We all have our wish list of things we want to be and do. We want to be more flexible at yoga. We want to learn the guitar. We want to be more creative. We want to be a better friend, a better spouse, a better Christian (whatever that means). But if we don’t make space in our calendars for those things, we’re never going to achieve those goals.
How will we do downward-dog like a pro or play the guitar like Hendrix unless we’re giving ourselves regular time to practise? How will we be more creative if we don’t have space to think and reflect and explore new ideas (I literally came up with this blog while I was waiting for a delayed train – a pocket of time I would never have given myself on purpose which allowed me to let my mind wander). How are we going to be better in our relationships – with friends, with partners, with God – if we don’t spend quality time building those relationships? If there’s something in your life you want to improve, you need to make space for it.
- Where are you not getting the space you need to grow?
I’m all for breaking down barriers and smashing glass ceilings, but sometimes our circumstances determine the space we have. Whether at work, in our relationships or in our personal lives, other people influence those spaces. Our bosses have a say in whether or not we have opportunities to progress. Our friendships can help us to build each other up or squish us down into little boxes. Our romantic relationships can be a space in which we are loved and accepted, or a space in which we doubt ourselves and are possibly not even safe.
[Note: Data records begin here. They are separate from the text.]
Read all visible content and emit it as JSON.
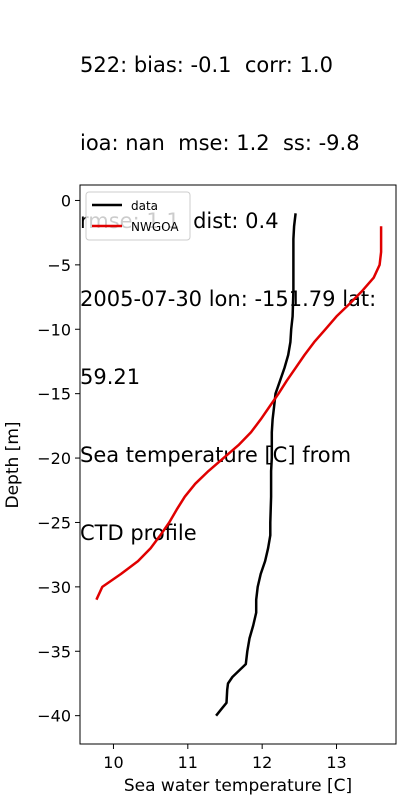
{
  "title_lines": [
    "522: bias: -0.1  corr: 1.0",
    "ioa: nan  mse: 1.2  ss: -9.8",
    "rmse: 1.1  dist: 0.4",
    "2005-07-30 lon: -151.79 lat:",
    "59.21",
    "Sea temperature [C] from",
    "CTD profile"
  ],
  "chart_data": {
    "type": "line",
    "xlabel": "Sea water temperature [C]",
    "ylabel": "Depth [m]",
    "xlim": [
      9.55,
      13.8
    ],
    "ylim": [
      -42.2,
      1.2
    ],
    "xticks": [
      10,
      11,
      12,
      13
    ],
    "yticks": [
      0,
      -5,
      -10,
      -15,
      -20,
      -25,
      -30,
      -35,
      -40
    ],
    "ytick_labels": [
      "0",
      "−5",
      "−10",
      "−15",
      "−20",
      "−25",
      "−30",
      "−35",
      "−40"
    ],
    "grid": false,
    "legend_position": "top-left",
    "series": [
      {
        "name": "data",
        "color": "#000000",
        "points": [
          [
            12.45,
            -1
          ],
          [
            12.43,
            -2
          ],
          [
            12.42,
            -3
          ],
          [
            12.42,
            -5
          ],
          [
            12.42,
            -7
          ],
          [
            12.41,
            -9
          ],
          [
            12.39,
            -10
          ],
          [
            12.38,
            -11
          ],
          [
            12.35,
            -12
          ],
          [
            12.3,
            -13
          ],
          [
            12.24,
            -14
          ],
          [
            12.18,
            -15
          ],
          [
            12.16,
            -16
          ],
          [
            12.14,
            -17
          ],
          [
            12.13,
            -18
          ],
          [
            12.13,
            -19
          ],
          [
            12.13,
            -20
          ],
          [
            12.12,
            -21
          ],
          [
            12.12,
            -23
          ],
          [
            12.11,
            -25
          ],
          [
            12.11,
            -26
          ],
          [
            12.08,
            -27
          ],
          [
            12.04,
            -28
          ],
          [
            11.98,
            -29
          ],
          [
            11.94,
            -30
          ],
          [
            11.92,
            -31
          ],
          [
            11.92,
            -32
          ],
          [
            11.88,
            -33
          ],
          [
            11.83,
            -34
          ],
          [
            11.8,
            -35
          ],
          [
            11.78,
            -36
          ],
          [
            11.6,
            -37
          ],
          [
            11.54,
            -37.5
          ],
          [
            11.53,
            -38
          ],
          [
            11.52,
            -39
          ],
          [
            11.45,
            -39.5
          ],
          [
            11.38,
            -40
          ]
        ]
      },
      {
        "name": "NWGOA",
        "color": "#e00000",
        "points": [
          [
            13.6,
            -2
          ],
          [
            13.6,
            -3
          ],
          [
            13.6,
            -4
          ],
          [
            13.58,
            -5
          ],
          [
            13.5,
            -6
          ],
          [
            13.35,
            -7
          ],
          [
            13.18,
            -8
          ],
          [
            13.0,
            -9
          ],
          [
            12.85,
            -10
          ],
          [
            12.7,
            -11
          ],
          [
            12.57,
            -12
          ],
          [
            12.45,
            -13
          ],
          [
            12.33,
            -14
          ],
          [
            12.22,
            -15
          ],
          [
            12.1,
            -16
          ],
          [
            11.98,
            -17
          ],
          [
            11.85,
            -18
          ],
          [
            11.68,
            -19
          ],
          [
            11.48,
            -20
          ],
          [
            11.28,
            -21
          ],
          [
            11.1,
            -22
          ],
          [
            10.96,
            -23
          ],
          [
            10.85,
            -24
          ],
          [
            10.75,
            -25
          ],
          [
            10.63,
            -26
          ],
          [
            10.5,
            -27
          ],
          [
            10.33,
            -28
          ],
          [
            10.1,
            -29
          ],
          [
            9.85,
            -30
          ],
          [
            9.77,
            -31
          ]
        ]
      }
    ]
  }
}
If you’re not in the right space, if you’re getting smaller and smaller instead of growing and flourishing, it might be time to find a new space. Look for a job that allows you to become what you want to be when you grow up. Spend time with people who make you the best version of yourself, and limit your time with people who bring out the worst in you. Hold yourself to be of worth, and make sure the person you choose to spend your life with is going to help make your life bigger and fuller than if you did it alone. As Nelson Mandela put it, “There is no passion to be found in playing small – in settling for a life that is less than the one you are capable of living.”
- Who are you making space for?
And as we now know that people in power can influence our spaces, so too can we influence how much space others have. If you’re a leader, if you have a voice or power or authority in any situation – be that at work, in your small group, or just in the conversation you’re having – who are you making space for? Who, in this room, could be capable of so much more if only they were given more space to grow into? Who needs to be given the opportunity to step up and do more? You have influence over every almost space you’re in, and if you make sure others feel welcome and valued in that space, you never know who might surprise you with something amazing.